5. We developed a novel T-cloning vector that allows efficient TA cloning of integron gene cassettes. The TA cloning module utilizes two restriction sites for the AhdI enzyme that generate single T-overhangs upon digestion. Its sequence was submitted to the Part registry, under number BBa_K3764000 (Aleks link). On the following picture, you can see the results, of a controlled TA cloning, that uses the mRFP1 expression cassette as a test insert.
6. We optimized the design of the cloning vector with removing the LacZα fragment and putting the mRFP1 coding sequence in its place. This novel module was submitted to the Parts registry under the number BBa_K3764001
7. We successfully transferred the blaVIM-2 containing gene cassette in E. coli, after cloning it in our T-vector based on module BBa_K3764000
8. We designed three primer pairs that can amplify the QRDR region of the gyrA gene in E. coli
Name | Sequence |
---|---|
Primer F1 | GAGCGACCTTGCGAGAGAA |
Primer F2 | ATGAGCGACCTTGCGAGAG |
Primer F3 | AGCGACCTTGCGAGAGAAAT |
Primer R1 | CGTTAATGATTGCCGCCGTC |
Primer R2 | GCTTCTTCAATACCGCGACG |
Primer R3 | GACCGTTAATGATTGCCGCC |
9. We developed a reporter vector that contains the remaining part of the gyrA coding sequence in combination with XbaI and HintIII restriction sites, that allow in frame cloning of QRDR region PCR primers. Upon test with fragments that contain known mutations which confers quinolone resistance we did not observe colonies on petri dishes with levofloxacin. This was due to the dominant phenotype carried by the chromosomal gyrA gene copy.

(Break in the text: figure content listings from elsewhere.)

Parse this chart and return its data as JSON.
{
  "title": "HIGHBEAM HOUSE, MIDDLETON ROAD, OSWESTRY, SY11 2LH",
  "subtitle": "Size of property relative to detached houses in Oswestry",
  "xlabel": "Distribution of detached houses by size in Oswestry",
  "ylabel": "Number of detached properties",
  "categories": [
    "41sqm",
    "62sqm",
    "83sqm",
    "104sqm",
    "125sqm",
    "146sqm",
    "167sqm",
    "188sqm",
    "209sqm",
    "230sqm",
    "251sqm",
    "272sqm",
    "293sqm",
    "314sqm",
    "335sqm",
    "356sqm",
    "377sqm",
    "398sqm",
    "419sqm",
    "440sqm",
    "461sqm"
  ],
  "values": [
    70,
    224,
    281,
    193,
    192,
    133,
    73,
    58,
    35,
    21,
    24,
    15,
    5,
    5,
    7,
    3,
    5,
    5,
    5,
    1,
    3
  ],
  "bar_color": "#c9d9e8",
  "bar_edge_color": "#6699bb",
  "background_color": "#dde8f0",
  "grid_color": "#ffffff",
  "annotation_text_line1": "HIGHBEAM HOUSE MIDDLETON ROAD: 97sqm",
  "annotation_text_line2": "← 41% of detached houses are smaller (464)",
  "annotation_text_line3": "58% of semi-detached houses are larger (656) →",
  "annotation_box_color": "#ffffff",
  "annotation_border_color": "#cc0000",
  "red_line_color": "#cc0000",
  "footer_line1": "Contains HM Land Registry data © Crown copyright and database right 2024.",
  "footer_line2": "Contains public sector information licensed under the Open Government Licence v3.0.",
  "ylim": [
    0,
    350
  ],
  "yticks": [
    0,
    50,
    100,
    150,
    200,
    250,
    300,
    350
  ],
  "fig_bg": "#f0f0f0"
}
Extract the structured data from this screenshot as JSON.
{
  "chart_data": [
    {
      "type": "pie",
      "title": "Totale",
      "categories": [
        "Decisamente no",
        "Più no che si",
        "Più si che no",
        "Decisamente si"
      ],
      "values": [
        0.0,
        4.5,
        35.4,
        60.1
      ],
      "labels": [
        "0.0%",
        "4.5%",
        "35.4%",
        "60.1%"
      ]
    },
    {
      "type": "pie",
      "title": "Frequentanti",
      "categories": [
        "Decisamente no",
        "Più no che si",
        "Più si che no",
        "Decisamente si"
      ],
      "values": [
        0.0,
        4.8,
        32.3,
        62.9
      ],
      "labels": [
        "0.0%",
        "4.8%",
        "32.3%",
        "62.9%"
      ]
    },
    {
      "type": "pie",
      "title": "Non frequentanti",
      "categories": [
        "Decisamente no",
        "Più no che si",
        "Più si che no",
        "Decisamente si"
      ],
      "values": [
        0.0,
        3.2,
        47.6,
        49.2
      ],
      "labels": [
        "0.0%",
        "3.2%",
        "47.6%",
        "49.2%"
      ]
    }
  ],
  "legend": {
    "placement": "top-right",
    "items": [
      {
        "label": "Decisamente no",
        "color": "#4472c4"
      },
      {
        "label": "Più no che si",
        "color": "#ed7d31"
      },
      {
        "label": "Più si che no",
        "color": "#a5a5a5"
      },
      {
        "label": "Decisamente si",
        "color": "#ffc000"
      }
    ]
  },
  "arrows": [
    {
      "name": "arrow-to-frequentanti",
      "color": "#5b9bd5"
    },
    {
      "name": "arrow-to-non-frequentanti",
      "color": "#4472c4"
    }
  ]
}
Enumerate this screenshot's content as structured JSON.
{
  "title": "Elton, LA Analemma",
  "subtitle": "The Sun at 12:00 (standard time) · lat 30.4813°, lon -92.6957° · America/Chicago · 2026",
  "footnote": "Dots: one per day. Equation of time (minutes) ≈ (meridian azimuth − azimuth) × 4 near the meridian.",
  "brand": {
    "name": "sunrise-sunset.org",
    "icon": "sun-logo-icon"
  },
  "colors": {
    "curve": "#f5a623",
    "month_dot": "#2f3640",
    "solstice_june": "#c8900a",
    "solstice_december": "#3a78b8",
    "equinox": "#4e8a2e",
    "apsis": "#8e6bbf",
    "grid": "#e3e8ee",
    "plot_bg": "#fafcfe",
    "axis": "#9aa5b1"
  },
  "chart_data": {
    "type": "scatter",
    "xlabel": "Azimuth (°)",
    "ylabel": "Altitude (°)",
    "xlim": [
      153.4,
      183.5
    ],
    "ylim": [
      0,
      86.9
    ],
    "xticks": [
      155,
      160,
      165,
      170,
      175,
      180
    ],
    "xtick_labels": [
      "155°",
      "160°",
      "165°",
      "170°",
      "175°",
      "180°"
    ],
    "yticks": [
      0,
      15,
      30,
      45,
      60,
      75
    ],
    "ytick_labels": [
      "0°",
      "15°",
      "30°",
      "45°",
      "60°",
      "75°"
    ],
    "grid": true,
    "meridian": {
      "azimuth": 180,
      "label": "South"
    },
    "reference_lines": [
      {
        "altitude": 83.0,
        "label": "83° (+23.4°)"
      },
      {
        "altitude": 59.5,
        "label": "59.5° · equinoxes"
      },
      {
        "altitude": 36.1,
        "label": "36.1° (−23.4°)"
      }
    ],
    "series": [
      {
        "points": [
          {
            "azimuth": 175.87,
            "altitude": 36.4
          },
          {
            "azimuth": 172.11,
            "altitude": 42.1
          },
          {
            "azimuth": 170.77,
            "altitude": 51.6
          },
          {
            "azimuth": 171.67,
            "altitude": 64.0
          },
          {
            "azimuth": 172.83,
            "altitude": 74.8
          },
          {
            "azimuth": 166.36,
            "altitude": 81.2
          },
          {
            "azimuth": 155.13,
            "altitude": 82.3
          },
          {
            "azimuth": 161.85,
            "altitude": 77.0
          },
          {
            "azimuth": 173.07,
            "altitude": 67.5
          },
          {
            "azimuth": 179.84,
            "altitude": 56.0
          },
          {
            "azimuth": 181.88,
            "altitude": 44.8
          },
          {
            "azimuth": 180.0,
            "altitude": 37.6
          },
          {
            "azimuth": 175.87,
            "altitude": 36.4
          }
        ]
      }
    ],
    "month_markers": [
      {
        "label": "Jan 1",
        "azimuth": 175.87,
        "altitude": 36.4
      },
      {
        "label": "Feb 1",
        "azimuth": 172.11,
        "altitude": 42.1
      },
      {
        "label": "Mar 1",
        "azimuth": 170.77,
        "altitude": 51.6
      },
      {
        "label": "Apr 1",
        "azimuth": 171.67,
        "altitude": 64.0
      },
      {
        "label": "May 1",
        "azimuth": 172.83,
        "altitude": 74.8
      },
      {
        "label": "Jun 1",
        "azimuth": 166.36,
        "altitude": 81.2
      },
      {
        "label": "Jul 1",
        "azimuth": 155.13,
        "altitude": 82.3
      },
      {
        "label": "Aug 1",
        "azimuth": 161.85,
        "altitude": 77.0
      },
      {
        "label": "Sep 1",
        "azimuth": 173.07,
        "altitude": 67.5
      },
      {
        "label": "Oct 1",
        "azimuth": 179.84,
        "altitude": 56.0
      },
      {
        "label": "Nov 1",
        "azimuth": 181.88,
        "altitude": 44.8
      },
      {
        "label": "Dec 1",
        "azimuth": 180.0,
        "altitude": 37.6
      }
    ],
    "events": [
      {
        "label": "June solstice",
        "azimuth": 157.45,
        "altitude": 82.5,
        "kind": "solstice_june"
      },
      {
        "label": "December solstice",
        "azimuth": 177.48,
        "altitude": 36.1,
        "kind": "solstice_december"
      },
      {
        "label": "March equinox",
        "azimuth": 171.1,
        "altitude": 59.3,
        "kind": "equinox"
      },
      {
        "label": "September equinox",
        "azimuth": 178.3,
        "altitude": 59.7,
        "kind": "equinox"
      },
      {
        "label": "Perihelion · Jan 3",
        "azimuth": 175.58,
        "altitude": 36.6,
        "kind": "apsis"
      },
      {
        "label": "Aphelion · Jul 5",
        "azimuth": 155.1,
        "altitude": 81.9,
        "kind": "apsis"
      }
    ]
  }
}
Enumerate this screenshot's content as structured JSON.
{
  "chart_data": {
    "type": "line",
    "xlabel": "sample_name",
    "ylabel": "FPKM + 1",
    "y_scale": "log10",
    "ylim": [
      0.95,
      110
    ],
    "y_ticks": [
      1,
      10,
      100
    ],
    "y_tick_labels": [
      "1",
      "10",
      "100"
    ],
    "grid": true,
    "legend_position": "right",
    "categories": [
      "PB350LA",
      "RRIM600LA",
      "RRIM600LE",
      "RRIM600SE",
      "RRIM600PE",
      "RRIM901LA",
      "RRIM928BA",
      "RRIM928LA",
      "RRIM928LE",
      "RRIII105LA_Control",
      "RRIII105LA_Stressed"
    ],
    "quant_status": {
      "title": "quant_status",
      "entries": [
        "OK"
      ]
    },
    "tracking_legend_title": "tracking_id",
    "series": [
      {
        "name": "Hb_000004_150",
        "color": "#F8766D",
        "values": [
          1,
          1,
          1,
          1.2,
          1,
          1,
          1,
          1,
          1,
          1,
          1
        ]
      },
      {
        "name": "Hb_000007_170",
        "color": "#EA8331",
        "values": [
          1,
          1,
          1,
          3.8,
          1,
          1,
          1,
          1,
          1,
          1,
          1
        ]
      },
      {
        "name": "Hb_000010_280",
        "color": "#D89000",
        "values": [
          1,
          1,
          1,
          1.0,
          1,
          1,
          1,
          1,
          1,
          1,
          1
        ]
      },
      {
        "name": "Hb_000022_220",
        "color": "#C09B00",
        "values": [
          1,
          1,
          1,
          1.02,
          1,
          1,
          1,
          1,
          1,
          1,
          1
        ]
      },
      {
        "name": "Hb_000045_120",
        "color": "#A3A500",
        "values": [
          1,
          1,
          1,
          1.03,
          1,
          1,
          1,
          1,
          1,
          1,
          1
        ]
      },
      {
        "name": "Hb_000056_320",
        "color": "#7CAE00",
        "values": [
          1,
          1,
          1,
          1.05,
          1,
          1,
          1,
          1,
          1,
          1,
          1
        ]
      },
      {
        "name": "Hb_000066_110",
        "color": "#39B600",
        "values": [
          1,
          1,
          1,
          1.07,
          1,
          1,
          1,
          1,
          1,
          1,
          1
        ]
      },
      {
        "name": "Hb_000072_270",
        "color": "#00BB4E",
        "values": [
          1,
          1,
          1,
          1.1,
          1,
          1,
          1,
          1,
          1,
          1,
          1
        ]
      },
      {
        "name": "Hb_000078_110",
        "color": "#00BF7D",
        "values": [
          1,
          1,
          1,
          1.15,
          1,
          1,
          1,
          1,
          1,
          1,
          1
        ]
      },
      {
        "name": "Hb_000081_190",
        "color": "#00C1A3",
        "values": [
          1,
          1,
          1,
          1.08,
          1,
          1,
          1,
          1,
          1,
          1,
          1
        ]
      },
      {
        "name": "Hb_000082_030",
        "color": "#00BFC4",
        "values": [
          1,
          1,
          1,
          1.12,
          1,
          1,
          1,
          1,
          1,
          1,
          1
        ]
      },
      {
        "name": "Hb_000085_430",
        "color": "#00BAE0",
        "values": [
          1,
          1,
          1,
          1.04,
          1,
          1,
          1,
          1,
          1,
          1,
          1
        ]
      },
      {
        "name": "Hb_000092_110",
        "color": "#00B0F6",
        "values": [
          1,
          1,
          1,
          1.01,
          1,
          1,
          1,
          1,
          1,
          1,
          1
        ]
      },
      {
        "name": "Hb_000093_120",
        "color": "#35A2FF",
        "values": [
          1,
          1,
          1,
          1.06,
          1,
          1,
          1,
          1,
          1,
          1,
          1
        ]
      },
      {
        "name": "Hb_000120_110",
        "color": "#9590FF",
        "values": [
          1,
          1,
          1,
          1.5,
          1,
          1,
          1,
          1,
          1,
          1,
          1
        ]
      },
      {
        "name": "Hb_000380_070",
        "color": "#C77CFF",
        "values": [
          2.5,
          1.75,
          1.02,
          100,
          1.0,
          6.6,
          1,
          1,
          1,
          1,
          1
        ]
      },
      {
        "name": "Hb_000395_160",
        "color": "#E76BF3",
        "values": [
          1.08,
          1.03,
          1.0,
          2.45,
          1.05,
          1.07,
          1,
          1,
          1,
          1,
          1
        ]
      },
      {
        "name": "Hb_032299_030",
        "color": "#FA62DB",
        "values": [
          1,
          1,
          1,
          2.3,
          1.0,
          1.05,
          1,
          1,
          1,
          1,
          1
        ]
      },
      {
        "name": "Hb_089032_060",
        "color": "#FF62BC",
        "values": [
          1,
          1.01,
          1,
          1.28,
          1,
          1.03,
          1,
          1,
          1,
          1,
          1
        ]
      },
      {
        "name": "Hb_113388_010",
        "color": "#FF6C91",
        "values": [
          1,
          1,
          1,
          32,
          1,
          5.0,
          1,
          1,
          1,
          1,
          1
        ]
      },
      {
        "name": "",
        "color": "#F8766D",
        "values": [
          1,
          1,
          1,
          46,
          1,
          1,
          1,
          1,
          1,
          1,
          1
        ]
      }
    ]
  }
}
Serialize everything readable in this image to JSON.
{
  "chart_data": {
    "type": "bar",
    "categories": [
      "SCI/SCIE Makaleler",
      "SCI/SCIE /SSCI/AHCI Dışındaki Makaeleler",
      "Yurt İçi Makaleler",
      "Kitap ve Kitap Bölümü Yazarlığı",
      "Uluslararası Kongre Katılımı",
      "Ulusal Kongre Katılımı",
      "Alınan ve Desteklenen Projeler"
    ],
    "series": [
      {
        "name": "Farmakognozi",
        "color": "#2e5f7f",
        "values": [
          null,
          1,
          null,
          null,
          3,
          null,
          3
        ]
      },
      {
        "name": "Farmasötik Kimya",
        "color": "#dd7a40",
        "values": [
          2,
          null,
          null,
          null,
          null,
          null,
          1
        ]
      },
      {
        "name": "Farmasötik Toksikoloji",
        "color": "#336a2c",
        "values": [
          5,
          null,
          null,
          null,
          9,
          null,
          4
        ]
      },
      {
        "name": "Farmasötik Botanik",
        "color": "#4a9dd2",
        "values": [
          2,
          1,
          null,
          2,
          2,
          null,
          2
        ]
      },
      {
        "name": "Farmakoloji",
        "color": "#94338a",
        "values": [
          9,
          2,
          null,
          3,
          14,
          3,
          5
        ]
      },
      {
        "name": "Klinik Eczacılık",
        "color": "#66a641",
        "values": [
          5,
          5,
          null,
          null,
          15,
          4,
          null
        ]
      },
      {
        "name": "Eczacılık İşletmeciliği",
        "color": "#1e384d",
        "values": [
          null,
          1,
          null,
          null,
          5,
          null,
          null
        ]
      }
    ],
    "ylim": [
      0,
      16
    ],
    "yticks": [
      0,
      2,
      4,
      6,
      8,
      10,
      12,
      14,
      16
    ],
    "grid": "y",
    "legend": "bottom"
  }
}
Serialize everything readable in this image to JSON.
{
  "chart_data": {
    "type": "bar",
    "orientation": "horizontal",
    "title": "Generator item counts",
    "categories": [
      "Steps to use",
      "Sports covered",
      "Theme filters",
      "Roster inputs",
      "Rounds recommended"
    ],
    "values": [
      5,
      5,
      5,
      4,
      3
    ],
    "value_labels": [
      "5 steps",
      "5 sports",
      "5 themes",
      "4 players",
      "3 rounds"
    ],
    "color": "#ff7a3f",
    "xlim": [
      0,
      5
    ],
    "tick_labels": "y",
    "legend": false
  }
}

10. We created a novel cloning-based system that can be used for monitoring the formation of unproductive chimera and artifacts between highly similar DNA sequences in PCR amplifications. We needed this tool because we wanted to see if the PCR amplification step of the QRDR regions found in complex samples can lead to chimera formation, that has the potential to bias our results. This system consists of two parts, that were submitted to the registry - BBa_K3764002 and BBa_K3764003 (aleks link?). They both consist of mRFP1 coding sequence but two tyrosine codons in them were mutated to amber (TAG) stop codons. We mixed both these parts and amplified the mixture before cloning it into a vector with constitutive promotor and RBS, results are presented on the following picture.
The presence of red colonies indicates chimera formation that can have influence on our findings. To limit this, we plan to use emulsion PCR that limits such events by physically separating the DNA matrix molecules.
11. We made a model for antibiotic resistance occurrence, using laboratory E. coli strain and sublethal concentrations of the antibiotic rifampicin. We used normal cultivation with fixed antibiotic concentrations as well as a continues growth with increasing rifampicin amounts. In both cases, we quickly observed the occurrence of resistant clones, as indicated by the antibiograms presented on the following photos:
Unmodified KRX antibiogram is on the left and the resultant resistant strain on the right.